Priority 1: Antiquarian accounts document Roman roads across Perth and Kinross but modern research has been limited, many may simply be more recent misappropriated ‘old roads’. Reappraisal of these accounts with remote sensing and non-intrusive survey are an important consideration for future research to both critically assess existing roads and prospect for additions.
Priority 2: Points where Roman roads crossed the region’s many rivers remain an elusive yet key element requiring investigation. Foremost consideration should be afforded to further examination of the potential Flavian crossing at Derder’s Ford near the fort of Bertha, the possible Severan bridging point at Carpow and associated bridgehead camp near St Madoes. Any prospection for early bridge remains should include consideration of timber survival; any surviving timber could contribute to the wider dendrochronological development and dating objectives for the Roman period in Perth and Kinross.

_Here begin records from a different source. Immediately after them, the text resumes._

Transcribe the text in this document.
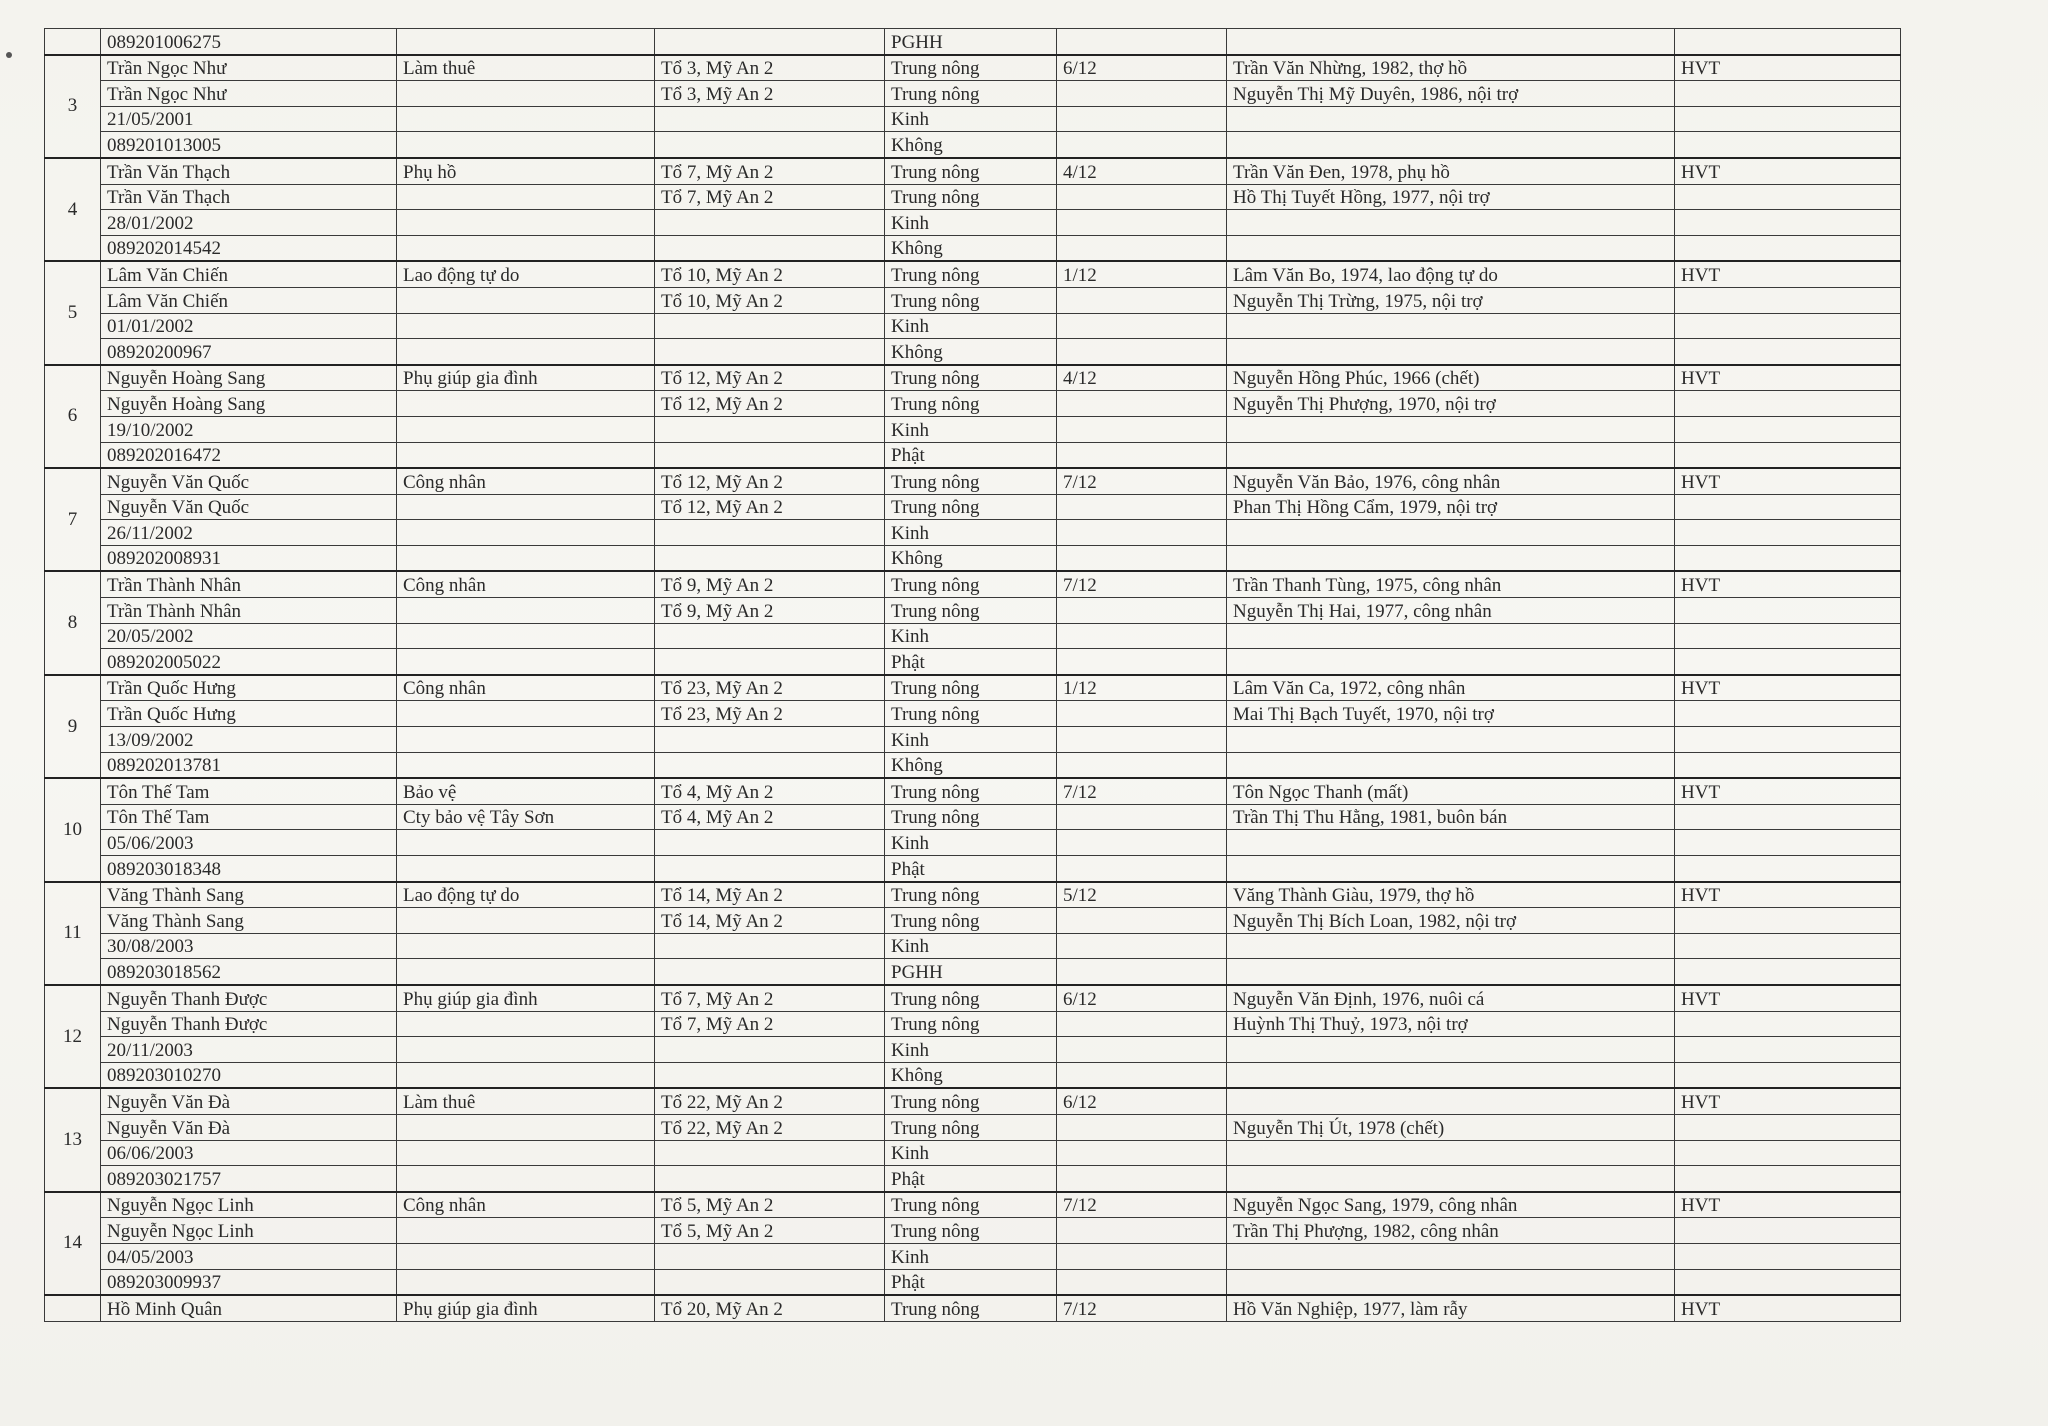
	089201006275			PGHH			
3	Trần Ngọc Như	Làm thuê	Tổ 3, Mỹ An 2	Trung nông	6/12	Trần Văn Nhừng, 1982, thợ hồ	HVT
	Trần Ngọc Như		Tổ 3, Mỹ An 2	Trung nông		Nguyễn Thị Mỹ Duyên, 1986, nội trợ	
	21/05/2001			Kinh			
	089201013005			Không			
4	Trần Văn Thạch	Phụ hồ	Tổ 7, Mỹ An 2	Trung nông	4/12	Trần Văn Đen, 1978, phụ hồ	HVT
	Trần Văn Thạch		Tổ 7, Mỹ An 2	Trung nông		Hồ Thị Tuyết Hồng, 1977, nội trợ	
	28/01/2002			Kinh			
	089202014542			Không			
5	Lâm Văn Chiến	Lao động tự do	Tổ 10, Mỹ An 2	Trung nông	1/12	Lâm Văn Bo, 1974, lao động tự do	HVT
	Lâm Văn Chiến		Tổ 10, Mỹ An 2	Trung nông		Nguyễn Thị Trừng, 1975, nội trợ	
	01/01/2002			Kinh			
	08920200967			Không			
6	Nguyễn Hoàng Sang	Phụ giúp gia đình	Tổ 12, Mỹ An 2	Trung nông	4/12	Nguyễn Hồng Phúc, 1966 (chết)	HVT
	Nguyễn Hoàng Sang		Tổ 12, Mỹ An 2	Trung nông		Nguyễn Thị Phượng, 1970, nội trợ	
	19/10/2002			Kinh			
	089202016472			Phật			
7	Nguyễn Văn Quốc	Công nhân	Tổ 12, Mỹ An 2	Trung nông	7/12	Nguyễn Văn Bảo, 1976, công nhân	HVT
	Nguyễn Văn Quốc		Tổ 12, Mỹ An 2	Trung nông		Phan Thị Hồng Cẩm, 1979, nội trợ	
	26/11/2002			Kinh			
	089202008931			Không			
8	Trần Thành Nhân	Công nhân	Tổ 9, Mỹ An 2	Trung nông	7/12	Trần Thanh Tùng, 1975, công nhân	HVT
	Trần Thành Nhân		Tổ 9, Mỹ An 2	Trung nông		Nguyễn Thị Hai, 1977, công nhân	
	20/05/2002			Kinh			
	089202005022			Phật			
9	Trần Quốc Hưng	Công nhân	Tổ 23, Mỹ An 2	Trung nông	1/12	Lâm Văn Ca, 1972, công nhân	HVT
	Trần Quốc Hưng		Tổ 23, Mỹ An 2	Trung nông		Mai Thị Bạch Tuyết, 1970, nội trợ	
	13/09/2002			Kinh			
	089202013781			Không			
10	Tôn Thế Tam	Bảo vệ	Tổ 4, Mỹ An 2	Trung nông	7/12	Tôn Ngọc Thanh (mất)	HVT
	Tôn Thế Tam	Cty bảo vệ Tây Sơn	Tổ 4, Mỹ An 2	Trung nông		Trần Thị Thu Hằng, 1981, buôn bán	
	05/06/2003			Kinh			
	089203018348			Phật			
11	Văng Thành Sang	Lao động tự do	Tổ 14, Mỹ An 2	Trung nông	5/12	Văng Thành Giàu, 1979, thợ hồ	HVT
	Văng Thành Sang		Tổ 14, Mỹ An 2	Trung nông		Nguyễn Thị Bích Loan, 1982, nội trợ	
	30/08/2003			Kinh			
	089203018562			PGHH			
12	Nguyễn Thanh Được	Phụ giúp gia đình	Tổ 7, Mỹ An 2	Trung nông	6/12	Nguyễn Văn Định, 1976, nuôi cá	HVT
	Nguyễn Thanh Được		Tổ 7, Mỹ An 2	Trung nông		Huỳnh Thị Thuỷ, 1973, nội trợ	
	20/11/2003			Kinh			
	089203010270			Không			
13	Nguyễn Văn Đà	Làm thuê	Tổ 22, Mỹ An 2	Trung nông	6/12		HVT
	Nguyễn Văn Đà		Tổ 22, Mỹ An 2	Trung nông		Nguyễn Thị Út, 1978 (chết)	
	06/06/2003			Kinh			
	089203021757			Phật			
14	Nguyễn Ngọc Linh	Công nhân	Tổ 5, Mỹ An 2	Trung nông	7/12	Nguyễn Ngọc Sang, 1979, công nhân	HVT
	Nguyễn Ngọc Linh		Tổ 5, Mỹ An 2	Trung nông		Trần Thị Phượng, 1982, công nhân	
	04/05/2003			Kinh			
	089203009937			Phật			
	Hồ Minh Quân	Phụ giúp gia đình	Tổ 20, Mỹ An 2	Trung nông	7/12	Hồ Văn Nghiệp, 1977, làm rẫy	HVT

Priority 3: Most of the region’s Roman auxiliary forts, and the legionary fortress, are located on the River Tay and its tributaries. With the importance of rivers for the movement of troops and supplies in the conquest of Scotland established (Jones 2018), it is clear that both rivers and the estuary were vital to transport and communication during the Roman presence. Understanding the relationship between military sites and waterways is a priority, with the identification of docking structures, harbour or landing features a key element of this. For example, the annexe of both Cargill and Cardean forts appears to reach a flat beach, a possible landing place that offers a promising starting point for investigation. Comparison and regional application of approaches from the extensive work carried out elsewhere in the Empire on Roman harbours and landings sites over the last 20 years could be very promising.